Mittwoch, 12. Juli 2017

Interview: Qualitätsentwicklung in Pflege-WGs

Pflege-WGs können eine gute Alternative zum Pflegeheim sein. Dazu ist es aber unbedingt notwendig, sich mit dem Thema ernsthaft auseinanderzusetzen. Worauf man achten und was man im Vorhinein bedenken sollte, ist unter anderem Gegenstand eines Interviews mit Karin Rückemann vom Pflegestützpunkt Berlin-Neukölln, deren Arbeitsschwerpunkte u.a. in der Qualitätsentwicklung und Selbstbestimmung in Pflege-Wohngemeinschaften liegen. Die Diplom-Sozialarbeiterin spricht auch über Mitwirkung, die Rolle der Angehörigen und darüber, was sich an der Gesetzeslage ändern müsste.

BIVA: Beim Thema Wohngemeinschaften denkt man gemeinhin an Studenten, doch auch pflegebedürftige Menschen entscheiden sich immer häufiger für diese Wohnform.

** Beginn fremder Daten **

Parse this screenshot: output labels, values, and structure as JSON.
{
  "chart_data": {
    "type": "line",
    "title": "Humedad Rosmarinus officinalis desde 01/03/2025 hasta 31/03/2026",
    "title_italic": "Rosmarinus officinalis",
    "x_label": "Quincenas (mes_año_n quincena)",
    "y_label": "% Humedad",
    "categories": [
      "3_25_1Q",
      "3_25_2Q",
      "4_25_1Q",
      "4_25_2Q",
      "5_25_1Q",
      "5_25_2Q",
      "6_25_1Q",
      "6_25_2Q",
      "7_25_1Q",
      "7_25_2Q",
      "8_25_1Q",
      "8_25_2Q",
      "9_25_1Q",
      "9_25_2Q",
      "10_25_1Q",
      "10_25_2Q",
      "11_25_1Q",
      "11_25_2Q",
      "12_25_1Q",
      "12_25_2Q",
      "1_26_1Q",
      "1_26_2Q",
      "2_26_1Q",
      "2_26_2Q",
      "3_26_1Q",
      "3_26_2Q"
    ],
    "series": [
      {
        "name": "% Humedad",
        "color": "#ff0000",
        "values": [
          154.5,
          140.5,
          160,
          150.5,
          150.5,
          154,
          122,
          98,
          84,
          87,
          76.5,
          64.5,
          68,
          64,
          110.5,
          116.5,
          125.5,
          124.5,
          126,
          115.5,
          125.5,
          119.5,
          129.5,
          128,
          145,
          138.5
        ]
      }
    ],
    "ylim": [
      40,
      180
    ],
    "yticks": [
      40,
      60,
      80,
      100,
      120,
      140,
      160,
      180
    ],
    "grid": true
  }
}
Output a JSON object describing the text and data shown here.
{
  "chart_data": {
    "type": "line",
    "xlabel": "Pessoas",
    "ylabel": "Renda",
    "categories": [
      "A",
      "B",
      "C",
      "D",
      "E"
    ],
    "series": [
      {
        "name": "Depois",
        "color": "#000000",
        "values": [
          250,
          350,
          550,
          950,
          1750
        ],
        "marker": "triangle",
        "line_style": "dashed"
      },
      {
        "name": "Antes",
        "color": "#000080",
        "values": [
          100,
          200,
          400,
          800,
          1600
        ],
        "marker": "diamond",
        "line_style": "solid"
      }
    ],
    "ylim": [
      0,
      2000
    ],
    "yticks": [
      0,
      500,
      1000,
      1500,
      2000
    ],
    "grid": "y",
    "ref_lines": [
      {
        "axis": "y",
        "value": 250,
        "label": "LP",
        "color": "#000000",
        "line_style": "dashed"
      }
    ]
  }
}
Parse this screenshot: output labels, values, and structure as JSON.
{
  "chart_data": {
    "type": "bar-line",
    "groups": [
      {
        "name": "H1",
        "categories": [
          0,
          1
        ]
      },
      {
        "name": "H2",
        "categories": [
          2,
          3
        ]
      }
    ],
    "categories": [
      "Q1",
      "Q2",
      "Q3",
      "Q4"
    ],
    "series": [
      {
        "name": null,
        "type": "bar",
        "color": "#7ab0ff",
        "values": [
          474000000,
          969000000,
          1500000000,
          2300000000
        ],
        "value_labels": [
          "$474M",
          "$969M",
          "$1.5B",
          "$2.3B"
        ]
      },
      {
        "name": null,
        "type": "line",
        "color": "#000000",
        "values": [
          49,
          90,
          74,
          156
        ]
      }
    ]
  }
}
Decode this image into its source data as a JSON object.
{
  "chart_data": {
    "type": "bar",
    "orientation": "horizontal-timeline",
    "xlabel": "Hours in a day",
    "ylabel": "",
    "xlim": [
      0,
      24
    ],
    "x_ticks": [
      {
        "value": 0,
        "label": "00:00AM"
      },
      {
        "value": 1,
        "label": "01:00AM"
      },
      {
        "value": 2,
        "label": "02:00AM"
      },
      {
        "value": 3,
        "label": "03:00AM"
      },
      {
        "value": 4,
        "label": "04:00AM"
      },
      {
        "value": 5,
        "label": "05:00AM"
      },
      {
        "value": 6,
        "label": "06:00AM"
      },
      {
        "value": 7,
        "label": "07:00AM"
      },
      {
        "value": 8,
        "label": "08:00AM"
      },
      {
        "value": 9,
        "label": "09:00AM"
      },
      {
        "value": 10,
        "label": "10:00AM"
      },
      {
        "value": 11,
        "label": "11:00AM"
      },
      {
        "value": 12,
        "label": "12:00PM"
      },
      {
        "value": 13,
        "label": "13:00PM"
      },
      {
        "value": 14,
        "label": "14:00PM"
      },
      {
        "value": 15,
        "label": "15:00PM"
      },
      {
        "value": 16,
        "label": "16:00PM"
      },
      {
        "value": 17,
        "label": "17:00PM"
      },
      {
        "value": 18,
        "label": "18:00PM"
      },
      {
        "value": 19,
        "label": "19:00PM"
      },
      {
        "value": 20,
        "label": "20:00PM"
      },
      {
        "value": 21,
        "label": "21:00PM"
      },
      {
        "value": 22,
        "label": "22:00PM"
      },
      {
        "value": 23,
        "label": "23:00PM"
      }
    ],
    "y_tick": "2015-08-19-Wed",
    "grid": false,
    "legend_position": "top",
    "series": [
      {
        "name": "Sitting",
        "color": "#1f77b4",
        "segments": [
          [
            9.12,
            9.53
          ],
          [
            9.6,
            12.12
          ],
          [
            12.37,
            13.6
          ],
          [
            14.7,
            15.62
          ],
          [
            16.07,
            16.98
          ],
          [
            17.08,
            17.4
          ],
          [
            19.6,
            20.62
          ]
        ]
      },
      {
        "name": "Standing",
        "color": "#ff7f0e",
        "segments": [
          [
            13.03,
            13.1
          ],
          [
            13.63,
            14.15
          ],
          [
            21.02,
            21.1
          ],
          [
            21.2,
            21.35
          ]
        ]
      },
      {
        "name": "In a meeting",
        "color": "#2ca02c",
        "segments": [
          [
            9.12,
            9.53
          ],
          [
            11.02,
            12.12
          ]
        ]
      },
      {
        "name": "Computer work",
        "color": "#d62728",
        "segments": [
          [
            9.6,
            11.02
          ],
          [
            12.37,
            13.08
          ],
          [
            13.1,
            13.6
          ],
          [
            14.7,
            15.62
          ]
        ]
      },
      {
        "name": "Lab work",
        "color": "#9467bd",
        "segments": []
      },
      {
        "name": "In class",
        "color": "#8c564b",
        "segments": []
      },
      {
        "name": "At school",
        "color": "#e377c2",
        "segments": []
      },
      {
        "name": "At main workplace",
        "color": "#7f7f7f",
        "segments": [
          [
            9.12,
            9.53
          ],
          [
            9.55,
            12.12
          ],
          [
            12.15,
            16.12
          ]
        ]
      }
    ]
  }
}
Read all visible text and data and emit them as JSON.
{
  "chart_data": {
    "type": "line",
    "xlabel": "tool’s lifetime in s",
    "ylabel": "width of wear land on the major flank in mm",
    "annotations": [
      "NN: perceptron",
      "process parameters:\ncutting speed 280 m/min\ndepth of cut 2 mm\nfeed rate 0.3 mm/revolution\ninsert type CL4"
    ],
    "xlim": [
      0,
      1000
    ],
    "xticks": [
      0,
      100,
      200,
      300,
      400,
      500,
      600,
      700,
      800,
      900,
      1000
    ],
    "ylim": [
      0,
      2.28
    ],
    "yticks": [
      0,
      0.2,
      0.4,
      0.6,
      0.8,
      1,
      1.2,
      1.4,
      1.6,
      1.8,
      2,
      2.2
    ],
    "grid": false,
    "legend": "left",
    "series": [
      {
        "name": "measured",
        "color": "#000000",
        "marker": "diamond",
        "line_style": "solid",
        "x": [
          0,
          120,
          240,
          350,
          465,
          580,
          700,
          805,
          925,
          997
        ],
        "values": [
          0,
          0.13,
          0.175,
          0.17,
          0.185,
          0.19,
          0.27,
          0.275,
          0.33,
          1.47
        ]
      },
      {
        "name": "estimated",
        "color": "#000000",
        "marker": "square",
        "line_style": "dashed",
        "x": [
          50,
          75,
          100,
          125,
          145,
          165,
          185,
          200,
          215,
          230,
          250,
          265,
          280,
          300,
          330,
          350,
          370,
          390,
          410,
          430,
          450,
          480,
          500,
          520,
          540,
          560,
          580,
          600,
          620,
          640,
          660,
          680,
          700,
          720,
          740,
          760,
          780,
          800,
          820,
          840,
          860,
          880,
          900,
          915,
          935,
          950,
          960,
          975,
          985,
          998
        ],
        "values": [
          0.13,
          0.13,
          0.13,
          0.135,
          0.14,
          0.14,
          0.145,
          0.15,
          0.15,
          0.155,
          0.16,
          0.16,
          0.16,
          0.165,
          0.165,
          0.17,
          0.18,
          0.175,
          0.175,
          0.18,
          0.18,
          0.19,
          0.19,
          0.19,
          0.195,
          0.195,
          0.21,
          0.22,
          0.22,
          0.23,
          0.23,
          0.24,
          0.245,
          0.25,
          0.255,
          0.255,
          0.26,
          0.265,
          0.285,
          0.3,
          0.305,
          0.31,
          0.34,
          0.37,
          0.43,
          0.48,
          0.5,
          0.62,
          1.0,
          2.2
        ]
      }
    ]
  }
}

Woran, denken Sie, liegt das? Was sind die Vorteile einer „Pflege-WG“?

Rückemann: Eine Pflege-Wohngemeinschaft kann durch ihre kleine Versorgungsstruktur und dem hohen Maß an möglicher Selbstbestimmung eine ausgezeichnete Alternative zu einem Heim darstellen. Die Idee eher familienähnlichen Zusammenwohnens wurde schnell angenommen und kann vor allem für Menschen mit Demenz, die eine Präsenzperson rund um die Uhr benötigen eine Chance sein, einerseits vorhandene Ressourcen mit in den Alltag einzubringen und gleichzeitig durch die Struktur Geborgenheit zu finden.

Aber auch von Menschen ohne Demenz wird das Angebot angenommen. In Berlin gibt es inzwischen mehr als 600 ambulant betreute Wohngemeinschaften, in denen Pflegebedürftige in Gruppen von 3 bis 12 Personen zusammenleben.

BIVA: Für welche Menschen ist eine Wohngemeinschaft geeignet. Was müssen diese Personen „mitbringen“?

Rückemann: Hier möchte ich noch einmal auf die Menschen mit Demenz eingehen. Es zeigt sich gerade bei abbauenden mentalen Fähigkeiten, wie wichtig ein Leben in der Gemeinschaft sein kann. Auch wenn verbale Kommunikationsfähigkeiten nachlassen wird es von vielen Menschen als angenehm empfunden, sich in einem überschaubaren, vertrauten Kreis aufzuhalten zu können. Daher ist für diesen Personenkreis eine Wohngemeinschaft in den meisten Fällen eine geeignete Versorgungsform.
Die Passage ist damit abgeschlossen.